Chapter VII contains what may be the strongest pre-medieval statement that neglect of papal admonition has divine consequences. The Eastern bishops have been writing to Rome and asking for relaxation of the discipline. Symmachus replies by pointing to what has just happened: Macedonius II of Constantinople, deposed in August 511 by Emperor Anastasius, fell precisely because he and the church under him had neglected the admonition of the Apostolic See. The reading is striking. Macedonius’s deposition was the work of imperial Monophysite politics, not of Roman ecclesiastical action. But Symmachus reads it through a providential frame: where Rome’s warnings were ignored, the consolation of Rome was withdrawn, and the wolves came in. The lesson is not that Rome punished Macedonius — Rome did not — but that Rome had been the bulwark, and to neglect that bulwark was to invite the disaster that followed. The reader should weigh this carefully. Symmachus is not claiming that the pope has command of imperial politics. He is claiming that the providential structure of the Catholic Church is such that fidelity to the Apostolic See is the protection of the local churches, and the abandonment of that fidelity is the abandonment of that protection. Antioch in 512 followed the same pattern; Jerusalem would follow in 516. The Acacian Schism, in Symmachus’s reading, is not Roman discipline imposed on a reluctant East but Eastern abandonment of Roman safety, with predictable consequences.

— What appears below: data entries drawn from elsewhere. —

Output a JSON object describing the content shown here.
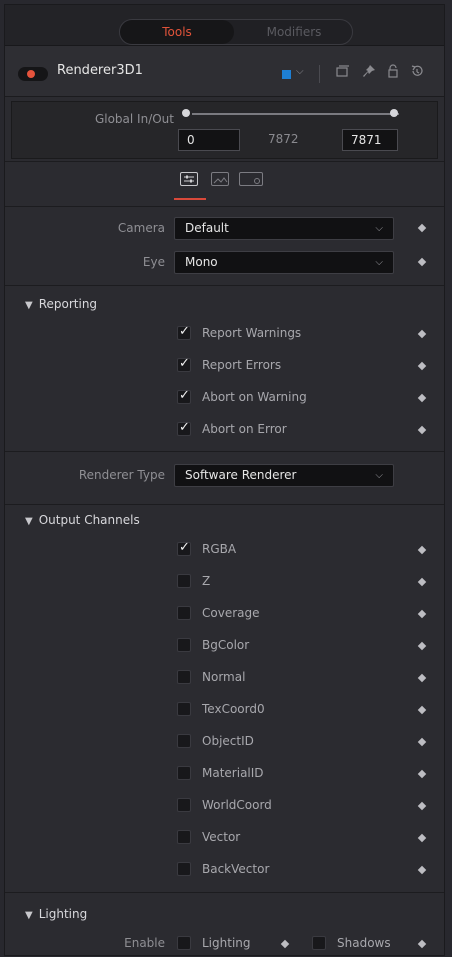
{
  "tabs": {
    "active": "Tools",
    "inactive": "Modifiers"
  },
  "tool": {
    "name": "Renderer3D1",
    "color_swatch": "#1e7fd4"
  },
  "header_icons": [
    "chevron-down-icon",
    "window-icon",
    "pin-icon",
    "lock-icon",
    "reset-icon"
  ],
  "global_inout": {
    "label": "Global In/Out",
    "start": "0",
    "mid": "7872",
    "end": "7871"
  },
  "inspector_tabs": [
    "controls-tab",
    "image-tab",
    "settings-tab"
  ],
  "camera": {
    "label": "Camera",
    "value": "Default"
  },
  "eye": {
    "label": "Eye",
    "value": "Mono"
  },
  "reporting": {
    "title": "Reporting",
    "items": [
      {
        "label": "Report Warnings",
        "checked": true
      },
      {
        "label": "Report Errors",
        "checked": true
      },
      {
        "label": "Abort on Warning",
        "checked": true
      },
      {
        "label": "Abort on Error",
        "checked": true
      }
    ]
  },
  "renderer_type": {
    "label": "Renderer Type",
    "value": "Software Renderer"
  },
  "output_channels": {
    "title": "Output Channels",
    "items": [
      {
        "label": "RGBA",
        "checked": true
      },
      {
        "label": "Z",
        "checked": false
      },
      {
        "label": "Coverage",
        "checked": false
      },
      {
        "label": "BgColor",
        "checked": false
      },
      {
        "label": "Normal",
        "checked": false
      },
      {
        "label": "TexCoord0",
        "checked": false
      },
      {
        "label": "ObjectID",
        "checked": false
      },
      {
        "label": "MaterialID",
        "checked": false
      },
      {
        "label": "WorldCoord",
        "checked": false
      },
      {
        "label": "Vector",
        "checked": false
      },
      {
        "label": "BackVector",
        "checked": false
      }
    ]
  },
  "lighting": {
    "title": "Lighting",
    "enable_label": "Enable",
    "lighting_label": "Lighting",
    "shadows_label": "Shadows"
  },
  "colors": {
    "accent": "#e0533a",
    "background": "#2b2b30"
  }
}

Chapter VIII is the formal definition of communion with Rome in its most compressed pre-Hormisdas form. Communion with the Apostolic See is held by those who have separated themselves from the stain of the named condemned (a praefatorum se labe sejunxerit); communion is denied to those who remain in the society of those condemned by the Apostolic See (quos apostolica sedes damnavit); and no pretext, no fiction, no cleverness — nullo colore, nullo figmento nullaque calliditate — can substitute for the actual separation. The list is named: Eutyches, Dioscorus, Timothy, Peter, Acacius. The reader who knows the Formula of Hormisdas (519) will recognize the structure. The Hormisdan Formula will require subscription to the same proposition: communion with Rome means anathematizing Acacius and the others. The substance is identical here in 512, articulated by Symmachus, in answer to Eastern Catholics asking that the discipline be relaxed. Symmachus does not soften. He reaffirms.

The closing of the letter — Et alia manu: Deus vos incolumes custodiat, fratres carissimi! — is the small but unmistakable sign of the Roman pontiff’s apostolic self-understanding. The body of the letter was dictated to a scribe; the closing greeting was written by Symmachus’s own hand, following the Pauline practice (Gal. 6:11; 1 Cor. 16:21; Col. 4:18; 2 Thess. 3:17). The apostolic letter and the papal letter share the same authentication form because Symmachus is exercising the same apostolic office, in the chair of the apostle to whom Christ said “feed my sheep.”

For the reader who is following the corpus arc, Letters 12 and 13 form a single unit. Letter 12 is the Eastern Catholic petition, articulating Roman primacy in the maximalist terms reviewed in that letter’s commentary. Letter 13 is the Roman exercise of that primacy, declining to relax the discipline on which the Eastern Catholic faithful had hoped Symmachus might be moved. The reader interested in whether the Eastern primacy testimony of Letter 12 was rhetorical flattery or structural ecclesiology will find Letter 13 instructive: Symmachus answers them with the very framework they themselves had articulated, as though it were the assumed and operative framework of the universal Church — because, by the testimony of both letters together, that is what it was.